Title :
Locality-aware data replication in the Last-Level Cache
Author :
Kurian, George ; Devadas, Srinivas ; Khan, Omar
Author_Institution :
Massachusetts Inst. of Technol., Cambridge, MA, USA
Abstract :
Next generation multicores will process massive data with varying degree of locality. Harnessing on-chip data locality to optimize the utilization of cache and network resources is of fundamental importance. We propose a locality-aware selective data replication protocol for the last-level cache (LLC). Our goal is to lower memory access latency and energy by replicating only high locality cache lines in the LLC slice of the requesting core, while simultaneously keeping the off-chip miss rate low.

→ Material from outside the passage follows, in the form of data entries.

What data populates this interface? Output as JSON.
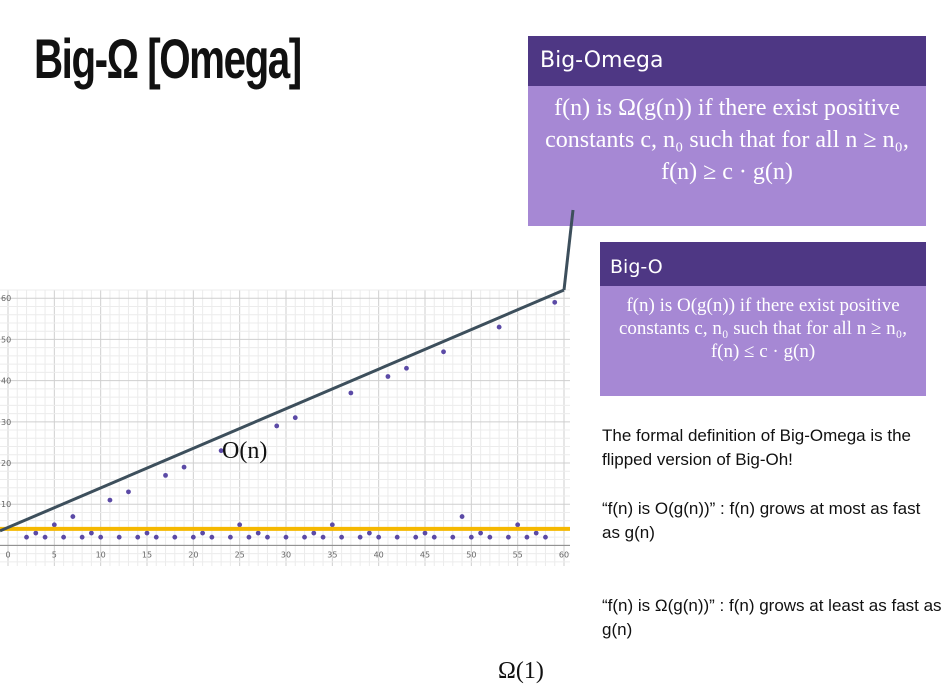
{
  "title": "Big-Ω [Omega]",
  "omega_box": {
    "heading": "Big-Omega",
    "line1": "f(n) is Ω(g(n)) if there exist positive",
    "line2": "constants c, n₀ such that for all n ≥ n₀,",
    "line3": "f(n) ≥ c · g(n)"
  },
  "bigo_box": {
    "heading": "Big-O",
    "line1": "f(n) is O(g(n)) if there exist positive",
    "line2": "constants c, n₀ such that for all n ≥ n₀,",
    "line3": "f(n) ≤ c · g(n)"
  },
  "text": {
    "p1": "The formal definition of Big-Omega is the flipped version of Big-Oh!",
    "p2": "“f(n) is O(g(n))” : f(n) grows at most as fast as g(n)",
    "p3": "“f(n) is Ω(g(n))” : f(n) grows at least as fast as g(n)"
  },
  "labels": {
    "on": "O(n)",
    "omega1": "Ω(1)"
  },
  "colors": {
    "box_header": "#4e3784",
    "box_body": "#a688d4",
    "line_on": "#3d4f5c",
    "line_omega1": "#f5b800",
    "dots": "#5b4aa6"
  },
  "chart_data": {
    "type": "scatter",
    "xlim": [
      0,
      60
    ],
    "ylim": [
      -5,
      62
    ],
    "x_ticks": [
      0,
      5,
      10,
      15,
      20,
      25,
      30,
      35,
      40,
      45,
      50,
      55,
      60
    ],
    "y_ticks": [
      10,
      20,
      30,
      40,
      50,
      60
    ],
    "grid": true,
    "series": [
      {
        "points": [
          [
            2,
            2
          ],
          [
            3,
            3
          ],
          [
            4,
            2
          ],
          [
            5,
            5
          ],
          [
            6,
            2
          ],
          [
            7,
            7
          ],
          [
            8,
            2
          ],
          [
            9,
            3
          ],
          [
            10,
            2
          ],
          [
            11,
            11
          ],
          [
            12,
            2
          ],
          [
            13,
            13
          ],
          [
            14,
            2
          ],
          [
            15,
            3
          ],
          [
            16,
            2
          ],
          [
            17,
            17
          ],
          [
            18,
            2
          ],
          [
            19,
            19
          ],
          [
            20,
            2
          ],
          [
            21,
            3
          ],
          [
            22,
            2
          ],
          [
            23,
            23
          ],
          [
            24,
            2
          ],
          [
            25,
            5
          ],
          [
            26,
            2
          ],
          [
            27,
            3
          ],
          [
            28,
            2
          ],
          [
            29,
            29
          ],
          [
            30,
            2
          ],
          [
            31,
            31
          ],
          [
            32,
            2
          ],
          [
            33,
            3
          ],
          [
            34,
            2
          ],
          [
            35,
            5
          ],
          [
            36,
            2
          ],
          [
            37,
            37
          ],
          [
            38,
            2
          ],
          [
            39,
            3
          ],
          [
            40,
            2
          ],
          [
            41,
            41
          ],
          [
            42,
            2
          ],
          [
            43,
            43
          ],
          [
            44,
            2
          ],
          [
            45,
            3
          ],
          [
            46,
            2
          ],
          [
            47,
            47
          ],
          [
            48,
            2
          ],
          [
            49,
            7
          ],
          [
            50,
            2
          ],
          [
            51,
            3
          ],
          [
            52,
            2
          ],
          [
            53,
            53
          ],
          [
            54,
            2
          ],
          [
            55,
            5
          ],
          [
            56,
            2
          ],
          [
            57,
            3
          ],
          [
            58,
            2
          ],
          [
            59,
            59
          ]
        ]
      }
    ],
    "lines": [
      {
        "from": [
          0,
          4
        ],
        "to": [
          60,
          62
        ]
      },
      {
        "from": [
          0,
          4
        ],
        "to": [
          60,
          4
        ]
      }
    ]
  }
}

Our approach relies on low overhead yet highly accurate in-hardware run-time classification of data locality at the cache line granularity, and only allows replication for cache lines with high reuse. Furthermore, our classifier captures the LLC pressure at the existing replica locations and adapts its replication decision accordingly. The locality tracking mechanism is decoupled from the sharer tracking structures that cause scalability concerns in traditional coherence protocols. Moreover, the complexity of our protocol is low since no additional coherence states are created. On a set of parallel benchmarks, our protocol reduces the overall energy by 16%, 14%, 13% and 21% and the completion time by 4%, 9%, 6% and 13% when compared to the previously proposed Victim Replication, Adaptive Selective Replication, Reactive-NUCA and Static-NUCA LLC management schemes.
Keywords :
cache storage; pattern classification; resource allocation; storage management; tracking; LLC; cache line granularity; cache line replication; cache utilization optimization; coherence protocols; in-hardware run-time classification; last-level cache; locality cache lines; locality tracking mechanism; locality-aware data replication; locality-aware selective data replication protocol; memory access latency; network resource utilization optimization; next generation multicores; on-chip data locality; parallel benchmarks; protocol complexity; scalability concerns; sharer tracking structures; Coherence; Complexity theory; Multicore processing; Organizations; Protocols; Radiation detectors; System-on-chip;
Conference_Titel :
High Performance Computer Architecture (HPCA), 2014 IEEE 20th International Symposium on
Conference_Location :
Orlando, FL
DOI :
10.1109/HPCA.2014.6835921